元世界王者の見解は? WBC&WBO世界スーパーバンタム級王者・井上尚弥(30=大橋)が25日に横浜市内で会見し、12月26日に東京・有明アリーナでWBA&IBF同級王者マーロン・タパレス(31=フィリピン)との4団体統一戦に臨むことを正式発表した。

 元WBO世界ミニマム級王者・福原辰弥氏(35)はモンスターの圧勝を確信している。「タパレスが勝つ確率は、ほぼ0%に近いし(井上に)勝てるとすればKOしかない。積極的に前に出て一発を狙いにいくと思うけど、井上チャンピオンにはものすごいパンチがあるので(得意な距離に)入っていきたくても、入れない展開になると思う」と予想した。
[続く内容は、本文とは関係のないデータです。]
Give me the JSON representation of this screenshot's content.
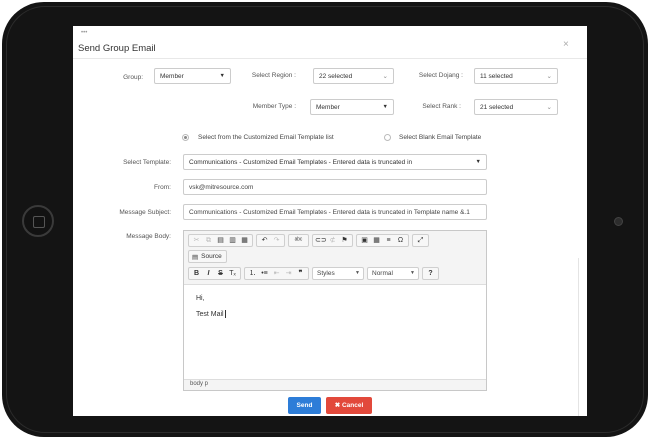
{
  "modal": {
    "title": "Send Group Email",
    "close": "×",
    "dots": "•••"
  },
  "filters": {
    "group": {
      "label": "Group:",
      "value": "Member"
    },
    "region": {
      "label": "Select Region :",
      "value": "22 selected"
    },
    "dojang": {
      "label": "Select Dojang :",
      "value": "11 selected"
    },
    "member_type": {
      "label": "Member Type :",
      "value": "Member"
    },
    "rank": {
      "label": "Select Rank :",
      "value": "21 selected"
    }
  },
  "template_choice": {
    "option_custom": "Select from the Customized Email Template list",
    "option_blank": "Select Blank Email Template",
    "selected": "custom"
  },
  "form": {
    "template_label": "Select Template:",
    "template_value": "Communications - Customized Email Templates - Entered data is truncated in",
    "from_label": "From:",
    "from_value": "vsk@mitresource.com",
    "subject_label": "Message Subject:",
    "subject_value": "Communications - Customized Email Templates - Entered data is truncated in Template name &.1",
    "body_label": "Message Body:"
  },
  "editor": {
    "source_label": "Source",
    "styles_label": "Styles",
    "format_label": "Normal",
    "help_label": "?",
    "body_lines": [
      "Hi,",
      "Test Mail"
    ],
    "path": "body  p"
  },
  "actions": {
    "send_label": "Send",
    "cancel_label": "✖ Cancel"
  },
  "colors": {
    "send": "#2d7dd8",
    "cancel": "#e2493b"
  }
}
 今回はサウスポーとの対戦となるが、この点についても問題はなさそう。福原氏は「井上チャンピオンのレベルになると、アマチュアでの経験も相当ある。サウスポーとも相当戦っているし、あまり苦にならない」と指摘した。ただ、タパレスは4月に強豪のムロジョン・アフマダリエフ(ウズベキスタン)に判定勝ちを収めて2本のベルトを奪っている。勝負事に〝絶対〟はないだけに、油断は禁物だ。

 福原氏は「(タパレスは)アウェーだから、判定では勝てないぐらいの気持ちで来るだろうし、実力者を倒してきている。気を抜けない」とモンスターに細心の注意を呼びかけた。